Référence : 2005 CF 1452
Ottawa ( Ontario), le 25 octobre 2005
EN PRÉSENCE DE MADAME LA JUGE JOHANNE GAUTHIER
ENTRE :
et
MERCK FROSST CANADA & CO.
ET ENTRE :
MERCK & CO., INC. et
MERCK FROSST CANADA & CO.
demanderesses reconventionnelles
et
APOTEX INC. et
SA MAJESTÉ LA REINE DU CHEF DU CANADA,
représentée par LE PROCUREUR GÉNÉRAL DU CANADA
défenderesses reconventionnelles
MOTIFS DE L’ORDONNANCE ET ORDONNANCE
[1] Apotex Inc. interjette appel de la décision de la protonotaire Aronovitch qui a rejeté sa requête lui demandant de statuer sur le point de droit suivant aux termes du paragraphe 220(1) des Règles de la Cour fédérale, DORS/98-106, avec modifications :
[traduction] Le défendeur dans une action intentée aux termes de l’article 8 du Règlement sur les médicaments brevetés (avis de conformité) (le Règlement) peut-il invoquer comme moyen de défense qu’il y aurait eu contrefaçon de la part du demandeur si la procédure d’interdiction n’avait pas été engagée aux termes du paragraphe 6(1) du Règlement?

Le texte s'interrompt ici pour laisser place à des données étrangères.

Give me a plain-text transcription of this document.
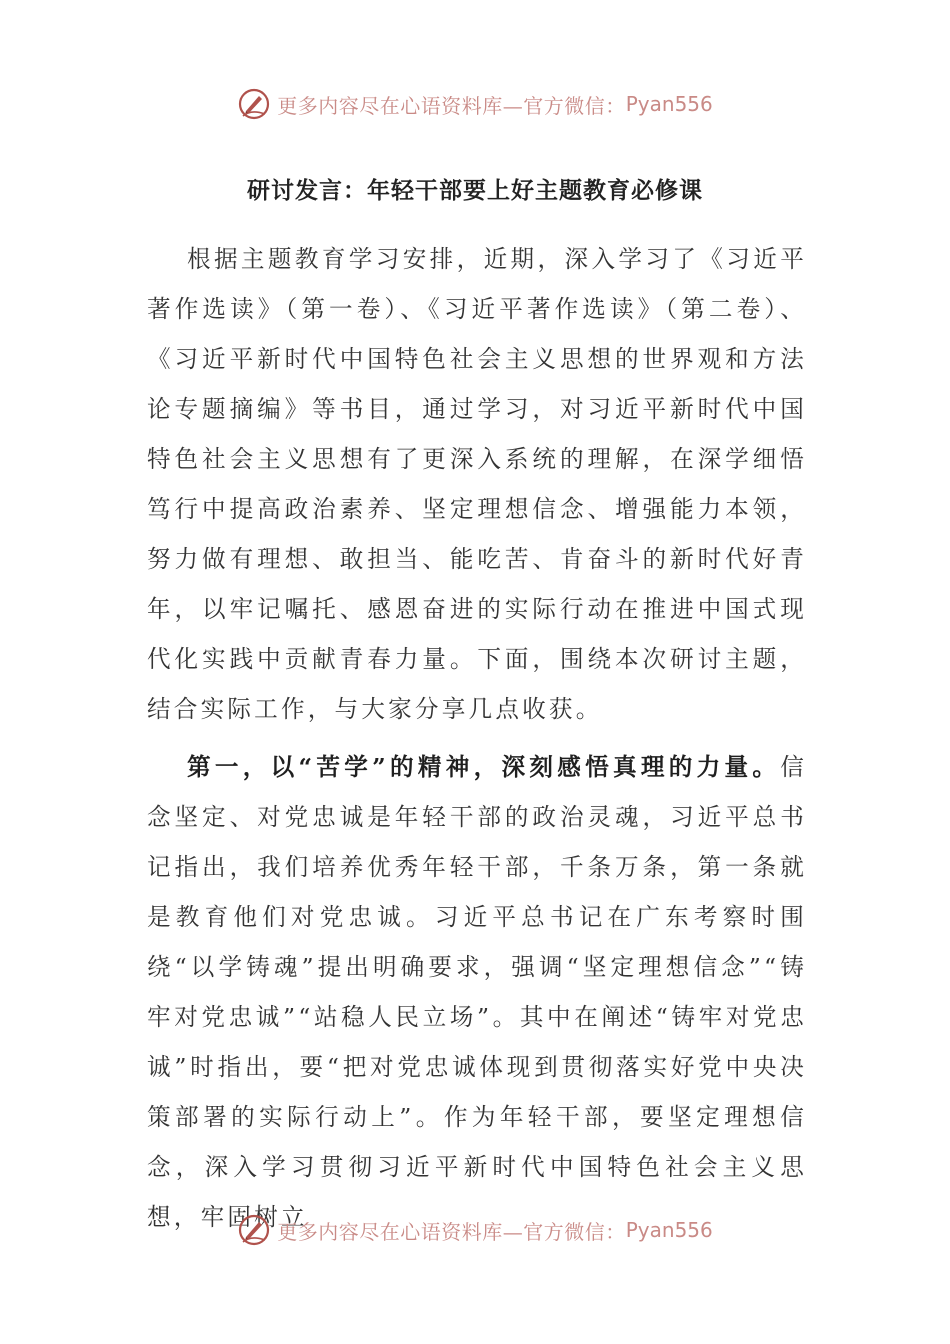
更多内容尽在心语资料库—官方微信： Pyan556
研讨发言：年轻干部要上好主题教育必修课

根据主题教育学习安排，近期，深入学习了《习近平著作选读》（第一卷）、《习近平著作选读》（第二卷）、《习近平新时代中国特色社会主义思想的世界观和方法论专题摘编》等书目，通过学习，对习近平新时代中国特色社会主义思想有了更深入系统的理解，在深学细悟笃行中提高政治素养、坚定理想信念、增强能力本领，努力做有理想、敢担当、能吃苦、肯奋斗的新时代好青年，以牢记嘱托、感恩奋进的实际行动在推进中国式现代化实践中贡献青春力量。下面，围绕本次研讨主题，结合实际工作，与大家分享几点收获。

第一，以“苦学”的精神，深刻感悟真理的力量。信念坚定、对党忠诚是年轻干部的政治灵魂，习近平总书记指出，我们培养优秀年轻干部，千条万条，第一条就是教育他们对党忠诚。习近平总书记在广东考察时围绕“以学铸魂”提出明确要求，强调“坚定理想信念”“铸牢对党忠诚”“站稳人民立场”。其中在阐述“铸牢对党忠诚”时指出，要“把对党忠诚体现到贯彻落实好党中央决策部署的实际行动上”。作为年轻干部，要坚定理想信念，深入学习贯彻习近平新时代中国特色社会主义思想，牢固树立

更多内容尽在心语资料库—官方微信： Pyan556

[2] Elle plaide que la protonotaire a mal interprété la jurisprudence portant sur diverses questions relatives à l’interprétation de l’article 8 du Règlement et qu’elle n’a pas tenu compte de certains faits pertinents, comme le fait que le procès serait plus court si sa requête était accueillie. La protonotaire aurait aussi accordé trop d’importance à des considérations non pertinentes, comme le fait que les parties pourraient interjeter appel de la décision de la Cour relative à la requête, retardant ainsi le déroulement de l’action principale.
[3] La décision contestée est manifestement de nature discrétionnaire. Il est entendu que la question dont est saisie la protonotaire n’est pas cruciale pour l’issue finale de la présente affaire. Ainsi, Apotex Inc. devait établir que la décision était manifestement erronée, c’est-à-dire qu’elle était fondée sur un point de droit erroné ou une mauvaise interprétation des faits (Merck & Co., Inc. c. Apotex Inc., [2004] 2 R.C.F. 459 (C.A.F.) à la page 478).
[4] En ce qui a trait à l’exercice erroné du pouvoir discrétionnaire, Apotex Inc. a notamment cité l’arrêt Elders Grain Co. c. Ralph Misener (Le), 2005 CAF 139, de la Cour d’appel fédérale, au paragraphe13, où il est dit :
La décision du juge de première instance concernant la procédure à suivre au procès en était une de nature discrétionnaire. Une cour d'appel n'a pas la liberté de simplement substituer l'exercice de son propre pouvoir discrétionnaire à celui déjà exercé par le juge de première instance. Toutefois, si la décision était fondée sur une erreur de droit ou si la cour d'appel conclut que le pouvoir discrétionnaire a été exercé de façon erronée, parce qu'on n'a pas accordé suffisamment d'importance, ou qu'on en n'a pas accordé du tout, à des considérations pertinentes ou que le juge de première instance a pris en compte des facteurs non pertinents ou qu'il a omis de prendre en compte des facteurs pertinents, la cour d'appel peut alors exercer son propre pouvoir discrétionnaire : […].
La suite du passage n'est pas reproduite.